Paw» comme, librement traduit, la patte d'oie, le point de réunion de plusieurs allées divergentes ou les ridules au coin des yeux qui laissent trace. Là s'inscrira aussi l'écriture spatiale de la Compagnie Iota qui offre chaque fois au jeune public une approche novatrice; et ce, qu'elle privilégie le toucher, le tissage ou l'art graphique.

On se souvient par exemple avec bonheur, de «Dos au mur» et «Iota danse». La danse est pour Iota un terrain de recherche, terrain en forme de damier de bois, terrain cette fois triangulaire , circulaire, carré.

Fil rouge entre l'équilibre et le point de non retour, quatre artistes se croisent, se rencontrent, se déchaînent sur des musiques allant jusqu'au rock, basse électrique et contrebasse. Une réelle énergie se dégage de «Paw», une des très belles suprises de Huy cette année.
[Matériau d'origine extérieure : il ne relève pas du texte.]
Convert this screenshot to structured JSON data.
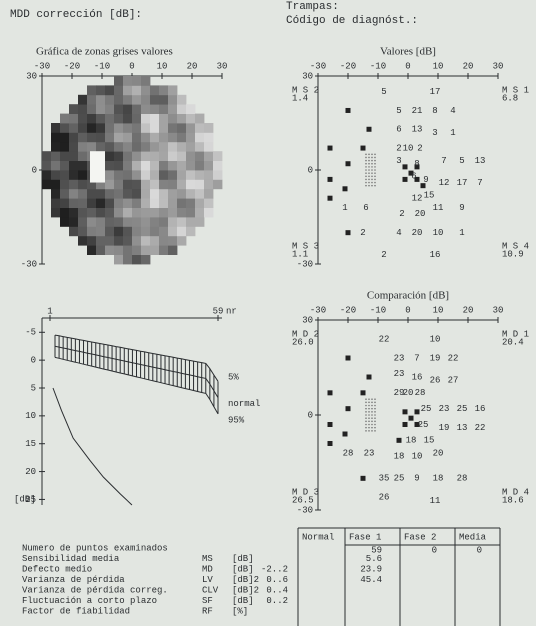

On se réjouit de voir cette compagnie d'origine flamande persévérer dans la voie qu'elle a dessinée, avec des choix audacieux, des créations plus introspectives et d'autres, comme celle-ci plus explosive et plus accessible.

Pétillante de malice

On sent une réelle authenticité dans la volonté artistique qui force le respect. Jeu de changements minuscules, lents, vifs ou violents, arrêts sur image, redémarrages en force, pirouettes effrénées, les quatre danseurs dégagent force et vitalité.

Jeroen Baeyens, chorégraphe de «Iota Danse» et de «Paw», qui a notamment travaillé avec Thierry Smits et Frédéric Flamand mêle puissance virile et humanité.

Mitsiko Shimura nous perd agréablement dans ses longs cheveux noirs volant avant elle et Caroline Cornélis pétille de malice tandis que le musicien Joël Grignard, placide, offre l'équilibre.

La danse se passe au milieu des enfants, tout près d'eux parfois, dans cette volonté de renvoyer à soi, avant toute autre référence.

C'est l'ici et maintenant qui est privilégié même s'il en reste assurément quelque chose le lendemain.